Night work is linked to an increased risk of breast, gastrointestinal and skin cancers in women, according to several studies published in “Cancer Epidemiology, Biomarkers and Prevention” on Monday.
This study consists of an analysis of 61 studies covering 114,628 cancer cases and 3.9 million participants in North America, Europe, Australia and Asia.
These researchers, including oncologist Xuelei Ma from China’s Sichuan University in Chengdu, investigated whether working at night for long years could increase the risk of eleven types of cancer in women. Another analysis was done on the effects of night work for six types of cancer among nurses.
The findings of this study show a 19% increase in risk cancer for women working nights for several years. This risk is greatest for skin cancer (41%), followed by breast cancer (32%) and gastrointestinal cancer (18%) compared with women who have not performed night work for a long period of time.
The researchers also reported that breast cancer growth was only found in women working at night in North America and Europe. According to them, this could indicate that these women had higher levels of sex hormones which increases the risk of breast cancer.
Among female nurses, those who worked at night had a significantly higher risk of breast cancer (58%) as well as gastrointestinal cancer (35%) and lung cancer (28%).

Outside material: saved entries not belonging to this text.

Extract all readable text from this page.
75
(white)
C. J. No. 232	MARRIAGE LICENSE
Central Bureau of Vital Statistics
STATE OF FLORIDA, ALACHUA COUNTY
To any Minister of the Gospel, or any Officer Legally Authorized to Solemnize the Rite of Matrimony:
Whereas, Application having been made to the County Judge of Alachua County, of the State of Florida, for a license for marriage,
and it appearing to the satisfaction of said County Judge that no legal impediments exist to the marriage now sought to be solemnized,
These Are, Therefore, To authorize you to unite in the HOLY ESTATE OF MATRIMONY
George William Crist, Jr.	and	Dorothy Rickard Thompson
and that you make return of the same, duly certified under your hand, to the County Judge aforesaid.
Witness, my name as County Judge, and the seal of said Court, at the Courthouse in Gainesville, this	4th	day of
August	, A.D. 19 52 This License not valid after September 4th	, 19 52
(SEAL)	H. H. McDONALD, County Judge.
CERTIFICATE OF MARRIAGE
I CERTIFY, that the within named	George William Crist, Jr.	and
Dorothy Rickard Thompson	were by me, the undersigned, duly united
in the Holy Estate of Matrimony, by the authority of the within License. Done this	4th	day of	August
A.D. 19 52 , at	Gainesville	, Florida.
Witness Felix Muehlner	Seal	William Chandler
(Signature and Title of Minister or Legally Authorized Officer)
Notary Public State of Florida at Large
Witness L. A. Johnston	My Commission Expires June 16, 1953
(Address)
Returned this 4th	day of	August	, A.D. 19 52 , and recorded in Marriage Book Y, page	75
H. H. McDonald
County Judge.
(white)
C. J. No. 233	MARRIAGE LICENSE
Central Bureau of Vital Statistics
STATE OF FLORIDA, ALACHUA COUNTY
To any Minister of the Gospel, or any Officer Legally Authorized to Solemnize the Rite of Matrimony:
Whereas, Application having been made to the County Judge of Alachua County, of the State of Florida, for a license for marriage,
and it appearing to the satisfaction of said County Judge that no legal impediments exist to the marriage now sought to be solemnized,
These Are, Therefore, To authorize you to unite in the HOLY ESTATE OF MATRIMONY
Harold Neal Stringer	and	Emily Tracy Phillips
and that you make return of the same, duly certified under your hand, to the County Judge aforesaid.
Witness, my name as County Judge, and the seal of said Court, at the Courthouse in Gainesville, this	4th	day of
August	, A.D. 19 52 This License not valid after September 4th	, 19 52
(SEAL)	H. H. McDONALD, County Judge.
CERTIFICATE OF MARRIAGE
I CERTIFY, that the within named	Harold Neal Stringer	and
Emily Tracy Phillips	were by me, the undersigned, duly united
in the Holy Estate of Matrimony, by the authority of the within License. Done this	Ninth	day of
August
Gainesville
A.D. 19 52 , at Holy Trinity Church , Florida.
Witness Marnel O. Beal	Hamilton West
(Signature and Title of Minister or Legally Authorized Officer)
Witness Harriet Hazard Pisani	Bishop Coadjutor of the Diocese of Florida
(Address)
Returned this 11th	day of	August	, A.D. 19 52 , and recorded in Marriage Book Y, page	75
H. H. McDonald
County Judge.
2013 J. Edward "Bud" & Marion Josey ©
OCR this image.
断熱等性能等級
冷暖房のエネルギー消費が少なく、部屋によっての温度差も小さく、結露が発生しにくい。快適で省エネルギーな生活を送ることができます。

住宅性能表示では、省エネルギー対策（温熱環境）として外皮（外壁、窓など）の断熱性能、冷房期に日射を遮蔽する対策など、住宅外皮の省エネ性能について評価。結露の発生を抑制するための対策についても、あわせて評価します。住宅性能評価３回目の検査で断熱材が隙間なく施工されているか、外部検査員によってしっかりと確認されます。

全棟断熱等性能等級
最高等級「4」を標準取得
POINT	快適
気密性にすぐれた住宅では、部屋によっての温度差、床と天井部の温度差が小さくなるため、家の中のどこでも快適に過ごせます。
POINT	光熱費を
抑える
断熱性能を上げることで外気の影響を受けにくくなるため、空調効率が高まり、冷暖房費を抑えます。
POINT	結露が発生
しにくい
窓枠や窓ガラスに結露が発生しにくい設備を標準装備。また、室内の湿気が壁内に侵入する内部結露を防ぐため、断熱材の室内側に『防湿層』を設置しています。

Of all professions, nurses are the group of women with the highest risk of breast cancer. But this increased frequency could also be explained by the medical knowledge of nurses and the fact that they submit more frequently to medical examinations, report the authors.
Another explanation lies in the constraints of nursing work, which can often be more intense at night. The researchers determined that night work increases the risk of breast cancer by 3.3% per five-year age group in a night shift.
“The results of this study suggest the need for programs to protect the health of women working at night, with regular medical examinations,” say the researchers.